7th Sunday of Easter, Year C
Psalm 97:1-2, 6-7, 8 (1a, 9a)
Revelation 22:12-14, 16-17, 20
June 2, 2019
The words that we hear from Jesus today are his very last words before He is arrested and crucified. They are words of prayer.
Since Jesus knew what was coming, one might expect his final prayer to focus solely on him. It did not. Jesus’ prayer is for his disciples and all who will come to believe in him through the words of the disciples. Jesus is praying for us.
In fact, all of chapter 17 in John’s Gospel is a prayer of Jesus. It is known as Jesus’ “high priestly prayer.” In today’s portion, Jesus centers on two things. First, that we, as his disciples, may be one. Then He speaks of knowing God our Father.
He prays that we “may be one” just as the Father and He is one. The union between God our Father and Jesus is a perfect union. Along with the Holy Spirit, they are three persons but one God. In two weeks, we will celebrate Trinity Sunday as we recognize the relationship between the Father, Son, and Holy Spirit as a central mystery of our faith.
Jesus wants us to be part of that union, for us to be “one.” To lead us to this, He came in the world because the world did not know the Father. Jesus makes the Father known to us. The Mosaic Law guided the people to know what is good. Jesus comes to help us know God not just as a giver of commandments but as one who loves us and wants to be one with us.
Knowing God is not just knowing history and commandments. It is much deeper than that. Think of all the people you know. Do you know them all in the same way? How many people do you know their face and/or their name but you know little more?

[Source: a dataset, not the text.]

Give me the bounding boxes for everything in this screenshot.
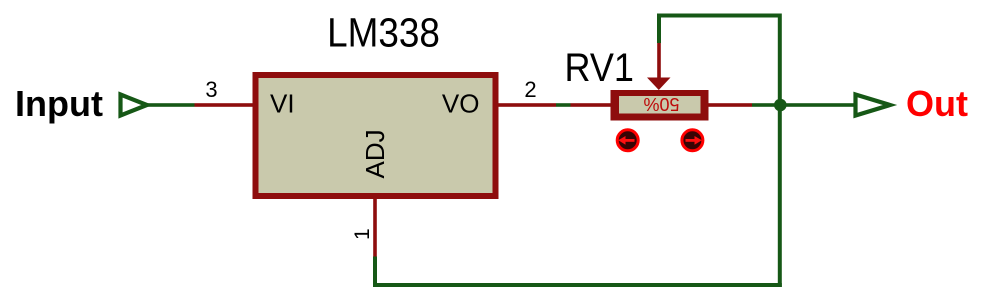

For those in school, there are probably a lot of students you know their name but you don’t really know them. The same can be true if you work. You know people’s names. You may even know what they do in their job. Your job may even be dependent on what they do but do you know them as a unique person, a child of God?
In the same way, ask yourself how well you know God. Is God someone you say hello to on Sunday or is He part of your whole life?
In Revelation, John tells us of God’s words, “I am the Alpha and the Omega, the first and the last, the beginning and the end.” God is eternal. He was present at the beginning of time as we know it and will be present at the end. God transcends all that we see.
Is it possible for us to be one with God, God who is all-knowing and all-powerful?
Stephen is an example of one who lives striving to be one with God.
Jesus began his high priestly prayer by “Lifting up his eyes to heaven.” He does this as his persecutors are about to attack.
Stephen was being persecuted for preaching about Jesus. As Stephen faced this persecution, he “looked up intently to heaven.” Stephen did what Jesus did.
As Stephen was being stoned to death, ‘he called out, “Lord Jesus, receive my spirit,”’ paralleling Jesus’ words on the Cross, “Father, into your hands I commend my spirit.”
Stephen’s last words were, “Lord, do not hold this sin against them,” paralleling Jesus’ words, “Father, forgive them, they know not what they do.”
Stephen was a human being just like us. He was not perfect but he did know Jesus’ words, action, and love. Stephen centered his life on following Jesus. Stephen sought to be one with God. He submitted to the Father’s Will. He followed the example of Jesus and was “filled with the Holy Spirit.”
Knowing Jesus can start in the human sense of knowing about Jesus’ life and what He did for us. Knowing Jesus includes knowing what He taught. Truly knowing Jesus means opening our hearts and souls to him, to be one with the Father and him.